Genèse d’un personnage : Davy Jones

Davy Jones est l’un des vilains emblématiques de la saga Pirates des Caraïbes, on le retrouve dans le 2, le 3 et même à la toute fin du 5. Pourtant, avant d’être un simple personnage de film, Davy Jones est une légende.

Bien connu des marins, notamment britanniques, Davy Jones est un être qu’on apparente à l’enfer, ou en tout cas à la mort. On retrouve son nom dans l’expression qui désigne le fond de la mer, où reposent les marins perdus ou morts en mer “to be sent to Davy Jones’ locker” (ce qui signifie dans notre douce langue “être envoyé dans le casier de Davy Jones”).

Fondamentalement, on ne sait pas réellement d’où vient la légende de cet être, mais il en est fait mention dans le roman picaresque de l’auteur écossais Tobias Smollett “The adventures of Peregrine Pickle” datant du 18e siècle. Dans cette oeuvre, Davy Jones incarne une sorte de signe de mauvais augure, qui annonce des désastres et est en lien avec les démons des profondeurs.

Davy Jones dans Pirates des Caraïbes.

La saga Pirates des Caraïbes a repris certains éléments du mythe et Davy Jones est mis en avant comme le grand méchant de l’histoire. Pour cela il récupère son rôle d’annonciateur de désastres, et se voit attribué deux autres symboles forts : le Hollandais volant, navire fantôme par excellence, réputé dans sa légende pour hanter les mers et massacrer les marins, et le contrôle du Kraken, ce monstre mythique capable d’engloutir des navires entiers. A la tête du navire le plus rapide des océans, avec sous ses ordres une créature gigantesque et un équipage immortel, Davy Jones est le Némésis de tous ceux qui voguent sur les flots.

Mais le personnage ne se résume pas à cela, bien au contraire. La légende a été retravaillée, avec cette fois-ci un fond plus clair et plus intéressant. Il y a une raison derrière le comportement de Davy Jones. Autrefois navigateur humain, amoureux de la mer, il choisit de tout lui sacrifier. Cette dernière, sous la forme de la déesse Calypso, lui propose alors un pacte : s’il passe 10 ans en mer à guider les âmes des défunts vers leur dernière demeure, il pourra passer un jour avec elle.
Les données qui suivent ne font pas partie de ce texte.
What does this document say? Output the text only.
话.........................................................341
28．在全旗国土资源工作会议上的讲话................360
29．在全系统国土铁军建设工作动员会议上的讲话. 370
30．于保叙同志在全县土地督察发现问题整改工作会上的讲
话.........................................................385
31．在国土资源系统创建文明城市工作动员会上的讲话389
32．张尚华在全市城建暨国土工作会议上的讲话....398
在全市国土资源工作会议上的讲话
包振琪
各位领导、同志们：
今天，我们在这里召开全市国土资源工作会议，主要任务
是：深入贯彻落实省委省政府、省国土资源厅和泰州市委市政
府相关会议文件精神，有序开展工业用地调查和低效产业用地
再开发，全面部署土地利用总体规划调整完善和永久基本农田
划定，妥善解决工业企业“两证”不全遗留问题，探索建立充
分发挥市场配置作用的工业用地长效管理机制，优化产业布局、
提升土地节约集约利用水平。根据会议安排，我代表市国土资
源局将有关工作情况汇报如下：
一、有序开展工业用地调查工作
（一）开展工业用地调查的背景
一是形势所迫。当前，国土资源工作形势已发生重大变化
L’homme accepte, mais après 10 ans, le jour promis, il se retrouve seul. Fou de rage, il s’arrache le coeur pour ne plus jamais ressentir cette douleur, ce sentiment d’abandon, et décide alors de se venger en hantant les mers. Pourtant, malgré tout cela, le sentiment de trahison et la vengeance, la passion brûle toujours chez lui, et sa haine est proportionnelle à son amour. Derrière son apparence monstrueuse se cache un homme blessé, seul et abandonné qui voue sa vie à la femme qu’il aime, d’une manière ou d’une autre.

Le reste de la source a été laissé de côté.